Nonetheless, several important issues were not addressed by this study. For instance, regarding the 37 commonality genes identified between development and status epilepticus, no context is provided to judge this number as “high” or “low.” The authors also do not address how their findings should be assessed in relation to the 75% of the rat genome that was neglected (i.e., not present on the microarray chip) in their study. Likewise, no comment was made about potential confounding factors of the microdissection process itself, which requires 20 minutes to complete. It is plausible that up- or downregulation of genes could occur over this time, and the reader is not informed as to whether the cold temperatures used were sufficient to stop ongoing molecular processing. The procedure for obtaining tissue (even for control tissue) might trigger alterations in gene production, providing spurious overlapping genes. What were the controls used for microdissection process? Correspondingly, no procedural information is provided for the anesthesia and injections given to the rodents. Moreover, it is unclear that the animal groups that were compared would experience euthanasia in the same way, allowing differential molecular, and perhaps genomic processes, to ensue before or after death in postnatal day 3 rats as compared with naïve adult rats and resulting in gene products for death rather than the experimental target. Finally, with such a sensitive and potent technique, the possibility of iatrogenic influences should always be entertained. Presumably, all these issues were addressed, but inclusion of such information is appropriate.

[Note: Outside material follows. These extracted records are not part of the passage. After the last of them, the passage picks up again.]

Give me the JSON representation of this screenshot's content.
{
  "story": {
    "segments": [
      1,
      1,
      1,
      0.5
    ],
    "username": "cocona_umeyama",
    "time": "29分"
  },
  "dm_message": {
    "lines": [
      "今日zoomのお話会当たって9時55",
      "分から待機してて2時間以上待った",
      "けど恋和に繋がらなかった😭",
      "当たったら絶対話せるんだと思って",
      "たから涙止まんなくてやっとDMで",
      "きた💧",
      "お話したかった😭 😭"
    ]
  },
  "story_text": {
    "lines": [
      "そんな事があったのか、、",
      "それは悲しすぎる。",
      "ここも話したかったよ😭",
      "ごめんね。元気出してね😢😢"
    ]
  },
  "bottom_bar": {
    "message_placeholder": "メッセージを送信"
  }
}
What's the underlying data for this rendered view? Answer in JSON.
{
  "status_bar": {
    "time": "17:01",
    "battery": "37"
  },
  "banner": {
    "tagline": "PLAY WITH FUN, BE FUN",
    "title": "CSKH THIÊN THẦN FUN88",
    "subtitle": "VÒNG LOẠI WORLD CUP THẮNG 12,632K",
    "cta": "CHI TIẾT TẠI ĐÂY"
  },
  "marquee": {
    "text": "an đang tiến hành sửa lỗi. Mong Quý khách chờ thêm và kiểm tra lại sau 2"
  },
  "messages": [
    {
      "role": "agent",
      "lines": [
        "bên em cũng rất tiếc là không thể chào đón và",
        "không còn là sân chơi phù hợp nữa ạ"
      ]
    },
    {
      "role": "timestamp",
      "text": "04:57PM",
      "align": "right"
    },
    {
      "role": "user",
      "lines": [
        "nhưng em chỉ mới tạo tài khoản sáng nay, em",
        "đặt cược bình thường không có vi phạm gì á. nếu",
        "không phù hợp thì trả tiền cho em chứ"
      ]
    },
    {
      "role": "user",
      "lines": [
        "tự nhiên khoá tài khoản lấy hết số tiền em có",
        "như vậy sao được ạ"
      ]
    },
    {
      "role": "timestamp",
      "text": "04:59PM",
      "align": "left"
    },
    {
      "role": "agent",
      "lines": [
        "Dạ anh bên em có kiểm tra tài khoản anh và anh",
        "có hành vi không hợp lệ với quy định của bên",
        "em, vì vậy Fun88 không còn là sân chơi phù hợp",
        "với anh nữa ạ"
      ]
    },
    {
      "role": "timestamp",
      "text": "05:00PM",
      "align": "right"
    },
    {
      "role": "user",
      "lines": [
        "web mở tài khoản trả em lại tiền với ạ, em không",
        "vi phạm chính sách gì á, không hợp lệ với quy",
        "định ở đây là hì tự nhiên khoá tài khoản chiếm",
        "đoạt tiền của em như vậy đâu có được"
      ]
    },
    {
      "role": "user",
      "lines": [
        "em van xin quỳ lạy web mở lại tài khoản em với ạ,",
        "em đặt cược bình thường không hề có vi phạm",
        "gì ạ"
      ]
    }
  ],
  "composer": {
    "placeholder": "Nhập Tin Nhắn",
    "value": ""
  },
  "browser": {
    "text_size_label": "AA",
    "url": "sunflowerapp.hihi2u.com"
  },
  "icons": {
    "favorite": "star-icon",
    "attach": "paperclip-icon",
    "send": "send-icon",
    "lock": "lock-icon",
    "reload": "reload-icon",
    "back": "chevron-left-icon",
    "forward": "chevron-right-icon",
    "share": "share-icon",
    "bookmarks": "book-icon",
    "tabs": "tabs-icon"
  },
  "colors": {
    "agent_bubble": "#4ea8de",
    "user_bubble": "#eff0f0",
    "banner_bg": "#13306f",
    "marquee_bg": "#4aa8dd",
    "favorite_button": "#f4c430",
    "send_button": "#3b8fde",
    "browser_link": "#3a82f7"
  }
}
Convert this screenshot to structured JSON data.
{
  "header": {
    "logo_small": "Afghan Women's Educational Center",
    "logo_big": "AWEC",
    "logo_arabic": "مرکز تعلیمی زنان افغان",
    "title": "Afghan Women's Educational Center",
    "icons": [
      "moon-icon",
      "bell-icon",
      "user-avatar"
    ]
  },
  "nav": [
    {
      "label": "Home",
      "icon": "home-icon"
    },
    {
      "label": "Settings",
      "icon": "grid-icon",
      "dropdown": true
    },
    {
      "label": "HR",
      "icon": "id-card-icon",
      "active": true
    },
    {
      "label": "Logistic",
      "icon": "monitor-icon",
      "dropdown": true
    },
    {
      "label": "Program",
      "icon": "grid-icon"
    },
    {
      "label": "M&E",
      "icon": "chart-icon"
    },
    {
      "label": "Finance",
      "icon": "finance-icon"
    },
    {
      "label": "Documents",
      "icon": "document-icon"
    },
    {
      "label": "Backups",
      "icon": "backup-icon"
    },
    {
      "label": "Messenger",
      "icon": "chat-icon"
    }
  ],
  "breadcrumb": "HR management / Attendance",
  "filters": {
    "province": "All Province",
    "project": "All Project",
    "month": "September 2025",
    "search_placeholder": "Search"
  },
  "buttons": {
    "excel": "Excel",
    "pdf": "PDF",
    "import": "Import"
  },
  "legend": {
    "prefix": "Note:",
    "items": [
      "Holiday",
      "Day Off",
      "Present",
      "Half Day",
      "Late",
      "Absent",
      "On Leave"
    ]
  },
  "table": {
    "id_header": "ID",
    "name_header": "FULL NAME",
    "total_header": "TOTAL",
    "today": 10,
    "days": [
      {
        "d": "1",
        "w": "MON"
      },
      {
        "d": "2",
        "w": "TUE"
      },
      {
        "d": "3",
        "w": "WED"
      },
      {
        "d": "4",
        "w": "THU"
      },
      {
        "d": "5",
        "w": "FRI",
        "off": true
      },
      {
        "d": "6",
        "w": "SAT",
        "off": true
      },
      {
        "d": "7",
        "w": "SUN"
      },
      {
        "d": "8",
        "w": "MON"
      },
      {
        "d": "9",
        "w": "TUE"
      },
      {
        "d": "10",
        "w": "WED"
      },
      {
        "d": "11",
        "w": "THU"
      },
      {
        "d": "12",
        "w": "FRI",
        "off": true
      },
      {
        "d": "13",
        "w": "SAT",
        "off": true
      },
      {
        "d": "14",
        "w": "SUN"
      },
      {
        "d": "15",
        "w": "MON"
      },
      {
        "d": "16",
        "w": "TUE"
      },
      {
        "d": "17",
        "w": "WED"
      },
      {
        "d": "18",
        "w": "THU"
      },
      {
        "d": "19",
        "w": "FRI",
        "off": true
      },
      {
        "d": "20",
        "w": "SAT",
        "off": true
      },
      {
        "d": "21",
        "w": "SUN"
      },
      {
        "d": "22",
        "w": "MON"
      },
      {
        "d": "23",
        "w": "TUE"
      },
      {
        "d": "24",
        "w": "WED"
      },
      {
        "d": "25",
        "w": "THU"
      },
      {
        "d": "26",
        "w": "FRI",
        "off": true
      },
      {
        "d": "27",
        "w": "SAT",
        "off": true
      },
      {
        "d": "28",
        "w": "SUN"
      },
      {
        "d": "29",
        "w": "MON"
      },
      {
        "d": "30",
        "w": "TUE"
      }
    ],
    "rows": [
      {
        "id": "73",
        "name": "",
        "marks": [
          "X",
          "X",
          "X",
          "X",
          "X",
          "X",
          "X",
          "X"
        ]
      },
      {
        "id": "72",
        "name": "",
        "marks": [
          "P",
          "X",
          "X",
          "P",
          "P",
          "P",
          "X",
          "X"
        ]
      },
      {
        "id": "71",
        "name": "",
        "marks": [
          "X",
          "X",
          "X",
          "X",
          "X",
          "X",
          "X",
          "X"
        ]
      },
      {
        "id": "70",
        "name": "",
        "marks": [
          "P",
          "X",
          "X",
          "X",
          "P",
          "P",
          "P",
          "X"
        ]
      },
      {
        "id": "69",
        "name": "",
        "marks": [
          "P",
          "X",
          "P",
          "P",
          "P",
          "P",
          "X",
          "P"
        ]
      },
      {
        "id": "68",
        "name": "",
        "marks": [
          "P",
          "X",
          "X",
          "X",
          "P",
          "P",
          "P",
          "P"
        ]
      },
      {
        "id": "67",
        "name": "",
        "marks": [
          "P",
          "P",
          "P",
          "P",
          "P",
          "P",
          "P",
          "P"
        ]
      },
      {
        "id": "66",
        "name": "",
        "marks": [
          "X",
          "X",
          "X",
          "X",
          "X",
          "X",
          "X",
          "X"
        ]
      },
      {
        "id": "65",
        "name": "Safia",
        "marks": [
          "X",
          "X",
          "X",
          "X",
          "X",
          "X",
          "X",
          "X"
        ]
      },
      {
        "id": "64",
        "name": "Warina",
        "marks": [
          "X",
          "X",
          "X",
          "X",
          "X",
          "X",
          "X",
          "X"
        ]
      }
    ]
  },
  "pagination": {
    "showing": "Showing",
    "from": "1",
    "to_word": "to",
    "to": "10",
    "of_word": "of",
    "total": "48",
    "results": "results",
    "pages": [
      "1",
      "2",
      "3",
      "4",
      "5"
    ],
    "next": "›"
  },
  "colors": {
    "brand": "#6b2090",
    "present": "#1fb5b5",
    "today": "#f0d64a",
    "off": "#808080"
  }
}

Nevertheless, the technique used is a powerful one, designed to screen thousands of genes, including several genes not yet even named and many genes for which no product is known, and identify specific genes that are up- or downregulated. The technique is of immense heuristic value; however, because of its heavy reliance on statistical methods, it lacks quantitative rigor. The research clearly demonstrated that the use of microarray technology is capable of confirming prior findings, but because of the vagaries of the technique, any novel outcomes will have to await corroboration by other means before gaining general acceptance.